The Golden House of Venice is one of the city’s most outstanding works of architecture. In a city renowned for them, that is quite a claim. But the accolade is well earned.
As a main European center of trade for centuries, Venice enjoyed influences from all over the continent and the Middle East. This mixture affected architecture along with much else in this cosmopolitan city.
Constructed in the mid-15th century, Ca’ d’Oro rises alongside the Grand Canal, the main waterway of the town. After 1430 it served as the home of the Contarini family. One of the quasi-noble families of the region, it gave Venice eight of its Doges between 1043 and 1676.
The pink and white facade, once gold leafed and giving the building its name, is a classic in the Venetian Gothic style. It sports the pointed arches of the Byzantine and elaborately carved posts with capitals that bear little resemblance to the Greek. The near-floral designs were the work of Giovanni Bon, a noted architect of the period.
The entrance is on the ground floor in a colonnaded loggia that is accessible directly from the canal level. Above this is a magnificent enclosed balcony, which is just outside the art gallery on the upper floor. Once inside, the view becomes even more impressive.
The inner courtyard gives a sense of peace in an otherwise bustling city – in those rare moments when it isn’t crowded with awe-struck visitors.

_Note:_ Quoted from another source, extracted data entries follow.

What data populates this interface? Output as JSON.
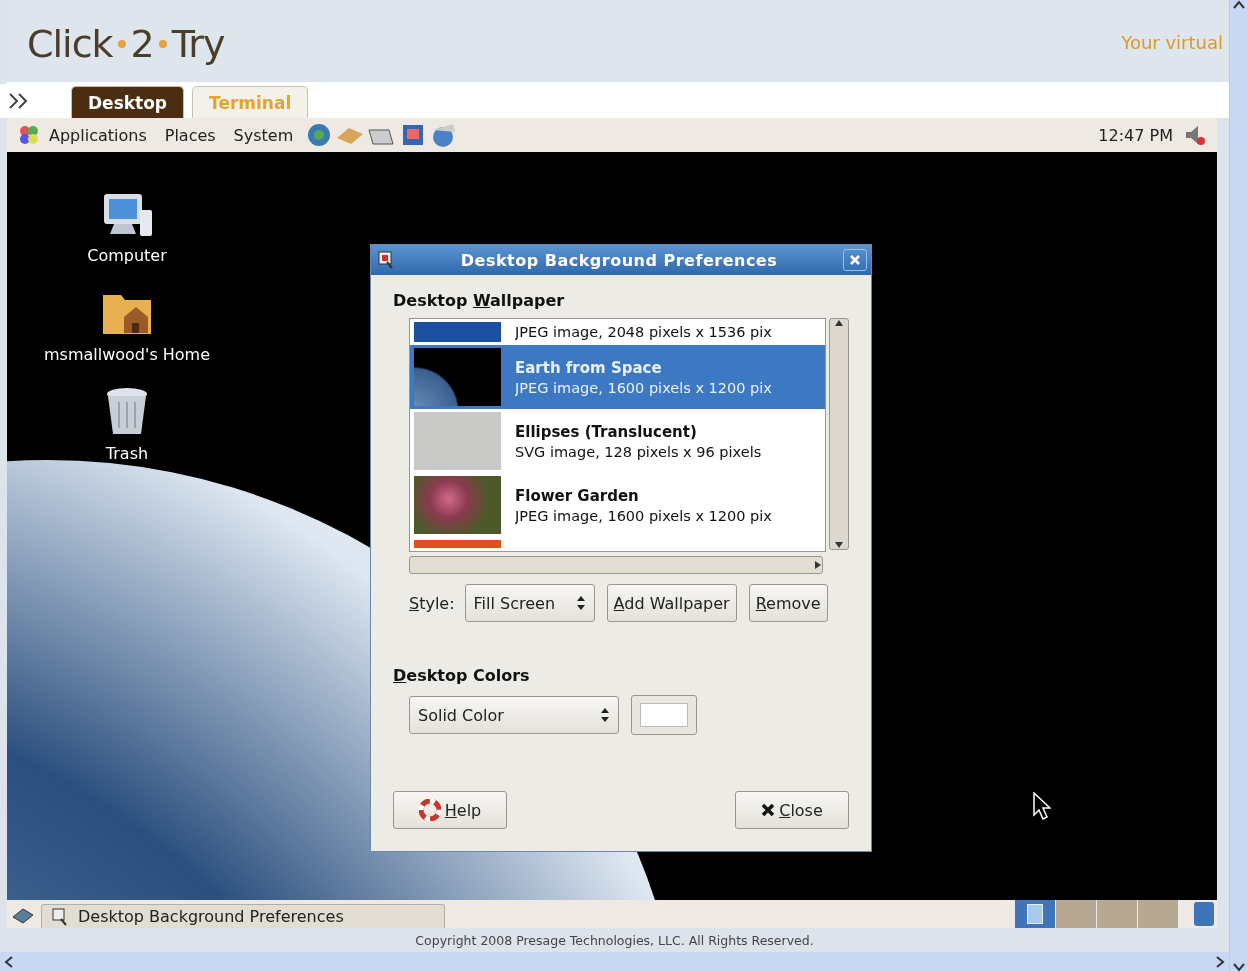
{
  "header": {
    "logo": [
      "Click",
      "2",
      "Try"
    ],
    "tagline": "Your virtual"
  },
  "tabs": [
    {
      "label": "Desktop",
      "selected": true
    },
    {
      "label": "Terminal",
      "selected": false
    }
  ],
  "panel": {
    "menus": [
      "Applications",
      "Places",
      "System"
    ],
    "clock": "12:47 PM"
  },
  "desktop_icons": [
    {
      "kind": "computer",
      "label": "Computer"
    },
    {
      "kind": "home",
      "label": "msmallwood's Home"
    },
    {
      "kind": "trash",
      "label": "Trash"
    }
  ],
  "dialog": {
    "title": "Desktop Background Preferences",
    "wallpaper_heading": {
      "before": "Desktop ",
      "key": "W",
      "after": "allpaper"
    },
    "wallpapers": [
      {
        "kind": "logo",
        "subtitle": "JPEG image, 2048 pixels x 1536 pix",
        "selected": false
      },
      {
        "kind": "earth",
        "title": "Earth from Space",
        "subtitle": "JPEG image, 1600 pixels x 1200 pix",
        "selected": true
      },
      {
        "kind": "plain",
        "title": "Ellipses (Translucent)",
        "subtitle": "SVG image, 128 pixels x 96 pixels",
        "selected": false
      },
      {
        "kind": "flowers",
        "title": "Flower Garden",
        "subtitle": "JPEG image, 1600 pixels x 1200 pix",
        "selected": false
      },
      {
        "kind": "orange",
        "selected": false
      }
    ],
    "style_label": {
      "key": "S",
      "after": "tyle:"
    },
    "style_value": "Fill Screen",
    "buttons": [
      {
        "key": "A",
        "after": "dd Wallpaper"
      },
      {
        "key": "R",
        "after": "emove"
      }
    ],
    "colors_heading": {
      "key": "D",
      "after": "esktop Colors"
    },
    "color_mode": "Solid Color",
    "help": {
      "key": "H",
      "after": "elp"
    },
    "close": {
      "key": "C",
      "after": "lose"
    }
  },
  "taskbar": {
    "tasks": [
      {
        "label": "Desktop Background Preferences"
      }
    ],
    "workspaces": [
      {
        "selected": true
      },
      {
        "selected": false
      },
      {
        "selected": false
      },
      {
        "selected": false
      }
    ]
  },
  "copyright": "Copyright 2008 Presage Technologies, LLC. All Rights Reserved."
}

The vera di pozzo or wellhead provides an interesting sight while resting one’s feet. Further on the reasons for those amazed expressions aren’t far to seek.

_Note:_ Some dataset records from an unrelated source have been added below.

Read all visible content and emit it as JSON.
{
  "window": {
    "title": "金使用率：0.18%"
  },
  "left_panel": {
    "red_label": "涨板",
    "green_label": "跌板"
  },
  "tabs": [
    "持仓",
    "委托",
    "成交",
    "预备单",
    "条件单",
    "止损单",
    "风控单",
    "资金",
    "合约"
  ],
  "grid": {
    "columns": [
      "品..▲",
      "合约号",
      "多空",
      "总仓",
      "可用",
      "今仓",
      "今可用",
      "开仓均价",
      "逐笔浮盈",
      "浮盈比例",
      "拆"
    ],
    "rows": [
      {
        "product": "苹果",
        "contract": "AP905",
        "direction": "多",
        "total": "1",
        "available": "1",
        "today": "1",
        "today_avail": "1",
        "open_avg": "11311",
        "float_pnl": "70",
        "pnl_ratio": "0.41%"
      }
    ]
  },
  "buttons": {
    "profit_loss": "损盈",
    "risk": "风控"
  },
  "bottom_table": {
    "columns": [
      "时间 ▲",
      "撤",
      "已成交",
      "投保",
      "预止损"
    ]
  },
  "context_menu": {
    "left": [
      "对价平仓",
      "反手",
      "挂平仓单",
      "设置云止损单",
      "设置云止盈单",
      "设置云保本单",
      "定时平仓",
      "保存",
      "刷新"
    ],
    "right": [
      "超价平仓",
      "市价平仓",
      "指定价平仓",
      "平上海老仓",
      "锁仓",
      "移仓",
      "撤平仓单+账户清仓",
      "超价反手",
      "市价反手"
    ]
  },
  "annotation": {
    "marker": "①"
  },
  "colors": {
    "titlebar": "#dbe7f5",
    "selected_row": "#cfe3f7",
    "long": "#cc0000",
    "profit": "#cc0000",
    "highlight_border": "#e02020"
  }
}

There are 16th century Flemish tapestries in one room. In another, one can find a collection of bronzes spanning the 12th – 16th centuries. Furniture from nearly every period and place fill every room.
The gallery holds paintings that would compete on equal terms with those in the Gallerie dell’Accademia not far away. There is Mantegna’s San Sebastiano and Venus at the Mirror by Titian. There are paintings by Tintoretto, Giorgione and Carpaccio. The Dutch even made it to Venice in the form of works by Van Dyck and Jan Steen.
Outside, the balcony provides a breathtaking view of the Grand Canal. While there, don’t just look down. Look out and up to get a close-up view of the intricately carved quatrefoil windows. The polychrome marble incrustations are alone worth the climb to this second floor.
From this loggia one gains easy access to a small room containing outstanding ceramics. There are cups and plates, and a small collection of kitchenware that would impress even the wealthiest in 15th century Venice.
Visit Ca’ d’Oro and discover why, even shorn of its gold exterior, the Golden House is a treasure.